Lange’in kendine özgü yaklaşımına gelince, öncelikle yoksulluğu genelde peyzajlar ya da topluluk fotoğraflarıyla değil, portrelerle betimlemiştir. Bu portrelerdeki kadın ya da erkeklerin çoğu, dekordan koparıldıklarında bir stüdyoda fotoğraflanmış gibi görünebilirler. Kaldı ki çoğu portrede dekora da az yer ve işlev verilmiş, fotoğrafçı insanların çaresizliğini bir stüdyo fotoğrafçısının kadrajının sınırlarında, önce gözlerine, sonra yüz ifadelerine, birçok yerde giysileriyle çelişen alımlı duruşlarına odaklanarak anlatmayı seçmiştir. Demokrasinin bu fotoğraflarında güzelliğin yadsınmaz bir önceliği vardır. Göçmen Anne çaresizliği çağrıştıran gözleriyle de güzeldir. Yoksulluğun pençesindeki diğer kadınların pek çoğu derme çatma çadırların içinde ya da önünde bacak bacak üstüne atmış oturmaktadır, endamlıdır. Kadın, yoksulluğun resminde gerçekten de çok güçlü bir estetik imgedir Lange için. Kimi zaman yalnızca bir bacağın güzelliği, üstündeki dikişlerle dolu, sökük çorapla karşıtlık oluşturarak buhranın simgesi olabilir. Erkekler ağır işler yaparken de gösterilir ama birçok fotoğrafta onlar da vakur, sefaletin karşısında güçlüdür. Lange’in yoksulluk fotoğraflarında bedenler gerçekten de yüzler kadar anlamlıdır. Uzuvların ahengi de öyle. Göçmen Anne’de kadının ağır bir yük gibi taşıdığı hüznüne zarif bir kol destek çıkar gibidir. Fotoğrafçı güzelliği hiç umulmadık yerlerde aramayı bilmiştir.

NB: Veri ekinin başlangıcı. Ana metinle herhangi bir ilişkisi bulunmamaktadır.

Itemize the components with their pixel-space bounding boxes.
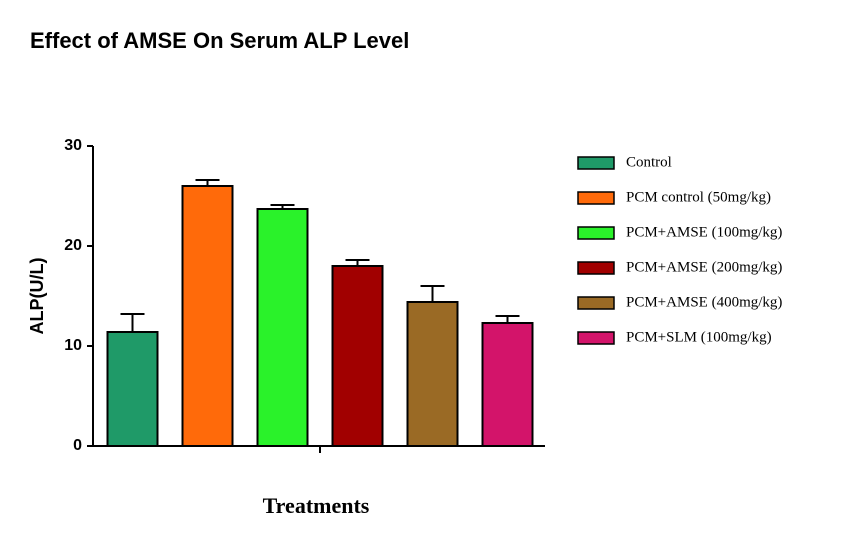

Bu süreçte ve sonrasında pek çok ayak fotoğrafı da çekmiştir Lange. Kimi zaman ağır işçiliğin göstergesi, vücudun ve ruhun yükünü taşıyan gamlı yüzler gibi görünen ayaklar, kimi zaman kendi evinde çektiği, yakınlarının sağlıklı ayakları. Hepsi de Lange söz konusu olduğunda bir tür yoksunluğun simgesidirler.
Öte yandan, Lange’in lirik portreleri tüm FSA belgeleri arasında sözcüklere en yakın duran görüntüleri oluştururlar. Her portre bir öykü gibi kurgulanmıştır sanki. Her yüzün, bir roman ya da öykü kahramanı gibi, fotoğrafa baktıkça anlatacak kişisel bir hikayesi oluşur. Graham Clarke, Göçmen Anne’de anne ve çocukları kadrajda kullanma biçimiyle Lange’in duygu yüklü bir metin yazdığını söyler. Hatta kimi araştırmacılara göre bu fotoğraf öyle güçlüdür ki bir belgeselin sınırlarını aşıp “kendine özgü bir yaşama kavuşmuştur.”
Steinbeck’in aynı dönemi, Büyük Buhran yıllarını anlatmak için kaleme aldığı Gazap Üzümleri’nin görsel karşılığıdır Lange’in fotoğrafları. Ekonomik buhranı belgelemek üzere çekilmiş 160.000 fotoğraf arasından tek bir tanesinin, Göçmen Anne’nin öne çıkarak bir ikona dönüşmesinin temel nedenlerinden biri de Lange’in ham bir toplumsal gerçekçiliği aşarak edebiyata özgü bir anlatım gücüne erişmesidir.
“Portre bir insanın diğerine nasıl yaklaşması gerektiğine dair bir derstir”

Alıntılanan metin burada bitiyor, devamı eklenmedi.